Sofern die sonstigen beamtenrechtlichen und tarifrechtlichen Voraussetzungen vorliegen, folgt die Ernennung beziehungsweise Höhergruppierung in die Entgeltgruppe E 13 beziehungsweise Beförderung in die Besoldungsgruppe A 13 sowie die Einweisung in eine entsprechende Stelle durch die Lehrerpersonalstelle.

Lehrkräfte für untere Klassen (sog. LuK-Lehrkräfte) im Eingangsamt mit der Besoldungsgruppe A 11 beziehungsweise in der Entgeltgruppe E 10 können das Beförderungsamt ihrer Laufbahn statt wie bisher nach acht Jahren bereits nach sechs Jahren erreichen. Für sie ist eine einjährige Qualifizierungsmaßnahme vorgesehen. Mit Erreichen des Beförderungsamts haben auch sie nach Ablauf der laufbahnrechtlichen Wartezeit von einem Jahr die Möglichkeit des zuvor dargestellten Laufbahnzweigwechsels.

Damit können
  • Lehrkräfte mit der Befähigung für den Laufbahnzweig nach § 8 BLVO (sog. L1-LK),
  • Lehrkräfte mit der Ausbildung Lehrer unterer Klassen (sog. LuK) in der Besoldungsgruppe A 12 oder der Entgeltgruppe E 11 und
  • Sonderschullehrer (DDR)
    die Befähigung für den neuen Laufbahnzweig der Lehrkraft mit dem Lehramt an Grundschulen auf Antrag anerkennen lassen.

Voraussetzungen

Sie müssen mindestens vier Jahre an einer öffentlichen oder privaten Schule tätig gewesen sein und sich in Ihrer Tätigkeit bewährt haben.

Außerdem müssen Sie
  • sich im Umfang von 30 Zeitstunden seit 2004 fortgebildet haben
oder tätig gewesen sein
  • als Schulberaterin oder Schulberater,
  • Seminarleiterin oder Seminarleiter,
  • Fachseminarleiterin oder Fachseminarleiter
oder nachweisen
  • die erfolgreiche Teilnahme an einem von der für Bildung zuständigen Senatsverwaltung angebotenen ergänzenden oder erweiternden Studium,
  • die erfolgreiche Teilnahme an einer Qualifikation oder einem Lehrgang nach der Verordnung über die Weiterbildung für Lehrkräfte im Land Berlin.

Nach Ihrer Beförderung beziehungsweise Höhergruppierung sind Sie verpflichtet, sich in den nachfolgenden drei Jahren in einem weiteren Umfang von 30 Zeitstunden in den Bereichen Fachdidaktik, Fachwissenschaft oder Heterogenität fortzubilden.

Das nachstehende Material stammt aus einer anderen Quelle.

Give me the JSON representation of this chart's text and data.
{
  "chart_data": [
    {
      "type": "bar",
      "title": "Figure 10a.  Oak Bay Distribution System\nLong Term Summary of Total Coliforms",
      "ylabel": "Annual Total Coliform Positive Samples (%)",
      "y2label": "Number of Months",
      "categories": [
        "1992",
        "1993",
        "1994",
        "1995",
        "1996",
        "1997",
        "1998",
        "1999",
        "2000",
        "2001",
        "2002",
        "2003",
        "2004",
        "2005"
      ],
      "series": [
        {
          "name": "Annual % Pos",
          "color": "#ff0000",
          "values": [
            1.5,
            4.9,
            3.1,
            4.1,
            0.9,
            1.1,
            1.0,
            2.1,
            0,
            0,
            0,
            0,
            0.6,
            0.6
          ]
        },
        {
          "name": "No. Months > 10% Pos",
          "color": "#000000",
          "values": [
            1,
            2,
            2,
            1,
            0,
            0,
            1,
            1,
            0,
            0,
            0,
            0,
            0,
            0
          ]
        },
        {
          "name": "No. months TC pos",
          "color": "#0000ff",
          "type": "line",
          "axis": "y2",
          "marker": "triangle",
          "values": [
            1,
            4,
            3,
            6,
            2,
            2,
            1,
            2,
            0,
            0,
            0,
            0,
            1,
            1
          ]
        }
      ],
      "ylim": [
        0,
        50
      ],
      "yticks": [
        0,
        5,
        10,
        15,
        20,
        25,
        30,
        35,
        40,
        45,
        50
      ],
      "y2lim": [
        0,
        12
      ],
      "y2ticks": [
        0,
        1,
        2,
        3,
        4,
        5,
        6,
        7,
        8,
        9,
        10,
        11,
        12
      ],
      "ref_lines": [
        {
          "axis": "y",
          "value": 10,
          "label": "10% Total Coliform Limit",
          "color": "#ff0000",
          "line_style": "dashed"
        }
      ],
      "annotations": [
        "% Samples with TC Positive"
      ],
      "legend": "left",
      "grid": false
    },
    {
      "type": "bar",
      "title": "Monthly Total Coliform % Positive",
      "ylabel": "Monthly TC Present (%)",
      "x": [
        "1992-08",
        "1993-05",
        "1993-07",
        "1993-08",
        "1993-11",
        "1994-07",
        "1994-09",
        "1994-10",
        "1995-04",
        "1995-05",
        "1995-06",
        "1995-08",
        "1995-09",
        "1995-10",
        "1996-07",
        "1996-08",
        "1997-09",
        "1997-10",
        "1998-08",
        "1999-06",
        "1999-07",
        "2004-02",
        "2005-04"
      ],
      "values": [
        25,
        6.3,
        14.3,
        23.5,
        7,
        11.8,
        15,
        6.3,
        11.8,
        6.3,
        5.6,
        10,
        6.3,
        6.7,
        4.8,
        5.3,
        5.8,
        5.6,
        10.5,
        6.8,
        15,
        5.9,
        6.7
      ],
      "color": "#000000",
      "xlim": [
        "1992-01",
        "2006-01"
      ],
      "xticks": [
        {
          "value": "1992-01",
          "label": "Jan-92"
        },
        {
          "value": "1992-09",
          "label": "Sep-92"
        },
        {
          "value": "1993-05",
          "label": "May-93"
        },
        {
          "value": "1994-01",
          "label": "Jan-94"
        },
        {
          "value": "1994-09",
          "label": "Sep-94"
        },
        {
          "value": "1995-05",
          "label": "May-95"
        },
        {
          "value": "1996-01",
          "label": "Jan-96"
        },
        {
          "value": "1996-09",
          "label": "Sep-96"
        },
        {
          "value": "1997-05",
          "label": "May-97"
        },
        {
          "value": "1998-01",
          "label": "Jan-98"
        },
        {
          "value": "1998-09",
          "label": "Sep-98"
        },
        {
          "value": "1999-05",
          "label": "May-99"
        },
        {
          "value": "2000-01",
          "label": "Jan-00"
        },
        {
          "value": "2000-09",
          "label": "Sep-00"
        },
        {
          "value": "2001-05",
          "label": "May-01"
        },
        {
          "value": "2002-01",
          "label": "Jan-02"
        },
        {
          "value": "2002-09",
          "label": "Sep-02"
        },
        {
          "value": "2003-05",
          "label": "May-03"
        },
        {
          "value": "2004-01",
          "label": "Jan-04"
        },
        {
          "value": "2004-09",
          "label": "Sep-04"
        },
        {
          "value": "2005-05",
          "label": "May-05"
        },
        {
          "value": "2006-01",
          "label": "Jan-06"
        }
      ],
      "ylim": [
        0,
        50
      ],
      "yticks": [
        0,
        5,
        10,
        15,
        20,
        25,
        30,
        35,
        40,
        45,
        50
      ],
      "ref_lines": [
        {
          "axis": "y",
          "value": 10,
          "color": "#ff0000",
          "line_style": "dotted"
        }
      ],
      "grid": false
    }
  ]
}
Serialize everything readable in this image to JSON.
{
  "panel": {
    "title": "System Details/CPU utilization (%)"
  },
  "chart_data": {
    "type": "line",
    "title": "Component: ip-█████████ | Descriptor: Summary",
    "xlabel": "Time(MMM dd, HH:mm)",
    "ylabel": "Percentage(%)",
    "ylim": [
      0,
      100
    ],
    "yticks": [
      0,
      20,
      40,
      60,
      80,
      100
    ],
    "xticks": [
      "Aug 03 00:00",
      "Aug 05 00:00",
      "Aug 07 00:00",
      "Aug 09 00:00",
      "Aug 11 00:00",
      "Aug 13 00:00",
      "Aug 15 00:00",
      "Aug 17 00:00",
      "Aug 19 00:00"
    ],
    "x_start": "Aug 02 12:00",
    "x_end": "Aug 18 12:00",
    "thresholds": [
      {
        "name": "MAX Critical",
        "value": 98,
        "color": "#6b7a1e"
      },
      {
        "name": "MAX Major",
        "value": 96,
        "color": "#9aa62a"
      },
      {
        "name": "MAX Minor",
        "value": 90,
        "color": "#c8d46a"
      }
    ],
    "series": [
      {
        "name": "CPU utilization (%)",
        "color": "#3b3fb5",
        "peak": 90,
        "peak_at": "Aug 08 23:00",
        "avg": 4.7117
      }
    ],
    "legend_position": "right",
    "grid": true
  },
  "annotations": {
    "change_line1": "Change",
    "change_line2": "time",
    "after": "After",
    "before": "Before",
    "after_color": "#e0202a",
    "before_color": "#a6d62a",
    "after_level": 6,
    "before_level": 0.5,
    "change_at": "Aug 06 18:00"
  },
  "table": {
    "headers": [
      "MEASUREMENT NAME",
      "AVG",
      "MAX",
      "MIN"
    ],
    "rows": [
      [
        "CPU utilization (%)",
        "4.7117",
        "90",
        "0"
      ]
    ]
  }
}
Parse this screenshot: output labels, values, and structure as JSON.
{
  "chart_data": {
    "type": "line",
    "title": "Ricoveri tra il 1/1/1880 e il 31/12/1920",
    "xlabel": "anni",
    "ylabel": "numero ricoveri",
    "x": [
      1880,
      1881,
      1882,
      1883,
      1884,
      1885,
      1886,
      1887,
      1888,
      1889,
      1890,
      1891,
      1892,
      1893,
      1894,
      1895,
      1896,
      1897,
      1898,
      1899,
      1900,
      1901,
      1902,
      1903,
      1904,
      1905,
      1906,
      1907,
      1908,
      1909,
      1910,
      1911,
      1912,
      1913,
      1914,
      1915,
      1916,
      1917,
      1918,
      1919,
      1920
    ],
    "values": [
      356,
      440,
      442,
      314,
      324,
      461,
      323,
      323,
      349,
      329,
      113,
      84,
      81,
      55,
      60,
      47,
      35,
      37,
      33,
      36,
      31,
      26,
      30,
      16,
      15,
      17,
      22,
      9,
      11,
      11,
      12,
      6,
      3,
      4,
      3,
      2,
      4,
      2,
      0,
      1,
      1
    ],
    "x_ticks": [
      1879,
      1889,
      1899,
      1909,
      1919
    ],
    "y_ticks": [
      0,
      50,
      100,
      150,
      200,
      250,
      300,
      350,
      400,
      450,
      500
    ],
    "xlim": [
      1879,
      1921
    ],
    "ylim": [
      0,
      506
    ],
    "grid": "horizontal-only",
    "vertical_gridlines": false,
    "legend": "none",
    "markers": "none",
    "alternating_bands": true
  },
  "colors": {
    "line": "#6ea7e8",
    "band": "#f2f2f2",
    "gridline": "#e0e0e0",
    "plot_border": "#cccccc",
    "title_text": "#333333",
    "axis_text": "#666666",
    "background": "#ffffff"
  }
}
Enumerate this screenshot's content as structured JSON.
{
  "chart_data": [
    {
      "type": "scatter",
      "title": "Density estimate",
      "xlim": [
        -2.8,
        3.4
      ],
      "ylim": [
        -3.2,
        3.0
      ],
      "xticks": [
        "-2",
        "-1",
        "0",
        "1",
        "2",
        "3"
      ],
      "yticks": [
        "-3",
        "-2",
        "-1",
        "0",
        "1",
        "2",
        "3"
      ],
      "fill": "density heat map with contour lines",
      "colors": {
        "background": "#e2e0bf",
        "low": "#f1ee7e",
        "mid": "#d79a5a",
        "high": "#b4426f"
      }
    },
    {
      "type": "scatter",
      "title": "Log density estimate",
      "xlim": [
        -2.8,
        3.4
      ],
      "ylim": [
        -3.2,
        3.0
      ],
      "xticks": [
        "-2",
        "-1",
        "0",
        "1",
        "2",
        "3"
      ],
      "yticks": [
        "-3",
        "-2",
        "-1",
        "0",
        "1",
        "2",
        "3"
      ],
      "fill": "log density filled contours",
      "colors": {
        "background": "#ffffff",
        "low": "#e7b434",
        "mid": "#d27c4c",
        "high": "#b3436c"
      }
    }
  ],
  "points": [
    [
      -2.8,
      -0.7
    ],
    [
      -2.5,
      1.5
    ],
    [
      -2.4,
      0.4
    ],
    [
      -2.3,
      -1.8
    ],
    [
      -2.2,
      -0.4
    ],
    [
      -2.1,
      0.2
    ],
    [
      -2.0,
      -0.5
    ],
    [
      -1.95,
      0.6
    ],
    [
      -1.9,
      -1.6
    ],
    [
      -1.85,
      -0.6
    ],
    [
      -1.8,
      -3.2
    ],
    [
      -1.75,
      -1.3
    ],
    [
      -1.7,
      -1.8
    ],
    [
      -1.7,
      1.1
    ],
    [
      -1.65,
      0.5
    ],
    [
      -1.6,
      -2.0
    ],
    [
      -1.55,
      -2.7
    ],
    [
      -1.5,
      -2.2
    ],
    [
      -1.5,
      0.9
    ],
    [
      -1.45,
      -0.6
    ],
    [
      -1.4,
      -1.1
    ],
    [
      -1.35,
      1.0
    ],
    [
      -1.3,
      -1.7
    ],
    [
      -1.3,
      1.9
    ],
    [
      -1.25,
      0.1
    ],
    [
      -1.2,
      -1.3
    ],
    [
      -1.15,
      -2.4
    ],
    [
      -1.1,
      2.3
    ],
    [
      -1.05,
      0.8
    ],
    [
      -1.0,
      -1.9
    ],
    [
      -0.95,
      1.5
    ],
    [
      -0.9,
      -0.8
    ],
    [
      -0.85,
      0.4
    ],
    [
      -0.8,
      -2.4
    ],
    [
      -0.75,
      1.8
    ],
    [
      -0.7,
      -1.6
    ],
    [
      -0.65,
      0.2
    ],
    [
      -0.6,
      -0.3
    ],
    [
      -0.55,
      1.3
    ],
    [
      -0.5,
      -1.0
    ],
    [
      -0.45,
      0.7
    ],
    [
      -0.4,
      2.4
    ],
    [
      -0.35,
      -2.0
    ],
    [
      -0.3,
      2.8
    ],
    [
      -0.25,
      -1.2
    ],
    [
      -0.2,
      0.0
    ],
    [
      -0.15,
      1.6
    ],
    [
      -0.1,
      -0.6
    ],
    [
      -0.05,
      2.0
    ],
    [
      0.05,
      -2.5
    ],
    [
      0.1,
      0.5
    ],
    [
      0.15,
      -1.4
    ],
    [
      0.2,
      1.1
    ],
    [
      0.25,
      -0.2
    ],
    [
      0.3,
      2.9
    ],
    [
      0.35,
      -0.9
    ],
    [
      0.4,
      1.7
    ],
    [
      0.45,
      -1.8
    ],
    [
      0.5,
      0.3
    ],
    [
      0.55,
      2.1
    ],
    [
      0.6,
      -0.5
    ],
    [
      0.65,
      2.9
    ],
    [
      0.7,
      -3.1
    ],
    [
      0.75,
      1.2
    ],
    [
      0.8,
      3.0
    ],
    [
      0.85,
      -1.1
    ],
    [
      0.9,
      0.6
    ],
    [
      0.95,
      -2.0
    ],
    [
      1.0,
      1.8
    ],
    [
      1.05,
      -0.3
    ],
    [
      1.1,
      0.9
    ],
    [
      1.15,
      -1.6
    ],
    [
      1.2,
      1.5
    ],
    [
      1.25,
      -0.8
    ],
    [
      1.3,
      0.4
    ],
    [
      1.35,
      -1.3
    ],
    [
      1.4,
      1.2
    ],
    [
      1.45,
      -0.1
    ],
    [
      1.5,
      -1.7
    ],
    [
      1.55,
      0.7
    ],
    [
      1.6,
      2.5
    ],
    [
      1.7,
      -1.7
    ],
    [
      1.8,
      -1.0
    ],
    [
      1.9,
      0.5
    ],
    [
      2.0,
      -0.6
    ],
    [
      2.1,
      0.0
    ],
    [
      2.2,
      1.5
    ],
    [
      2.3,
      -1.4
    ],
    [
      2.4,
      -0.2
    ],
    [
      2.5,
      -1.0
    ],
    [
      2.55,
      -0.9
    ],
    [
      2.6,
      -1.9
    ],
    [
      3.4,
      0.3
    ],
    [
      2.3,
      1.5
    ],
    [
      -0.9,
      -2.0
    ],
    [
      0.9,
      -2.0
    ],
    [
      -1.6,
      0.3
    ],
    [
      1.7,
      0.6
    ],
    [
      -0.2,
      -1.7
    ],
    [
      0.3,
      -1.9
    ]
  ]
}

Zu den Details des Verfahrens erhalten die in Frage kommenden Lehrkräfte ein gesondertes Schreiben.

So gehen Sie vor

  1. Sie füllen die Liste der besuchten Fortbildungen vor Antragstellung aus
  2. Sie reichen diese Liste zusammen mit dem Antrag auf Anerkennung bei Ihrer Schulleitung ein, die die Fortbildung und Bewährung bestätigt.
  3. Sie reichen im Anschluss daran den bestätigten Antrag auf Anerkennung bei der Senatsverwaltung für Bildung, Jugend und Familie, II E 1.3/II E 1.4 ein.
  4. Anschließend prüft die Senatsverwaltung für Bildung, Jugend und Familie Ihren Antrag und ggf. erfolgt die Anerkennung.
  5. Sie dokumentieren danach Ihre besuchten Fortbildungen in der Dokumentation der besuchten Fortbildungen nach Anerkennung

Tarifbeschäftigte Lehrkräfte, die eine übertarifliche Zulage der Differenz zur Stufe 5 zur regulären Erfahrungsstufe erhalten, bekommen diese Zulage auch im Falle der Höhergruppierung.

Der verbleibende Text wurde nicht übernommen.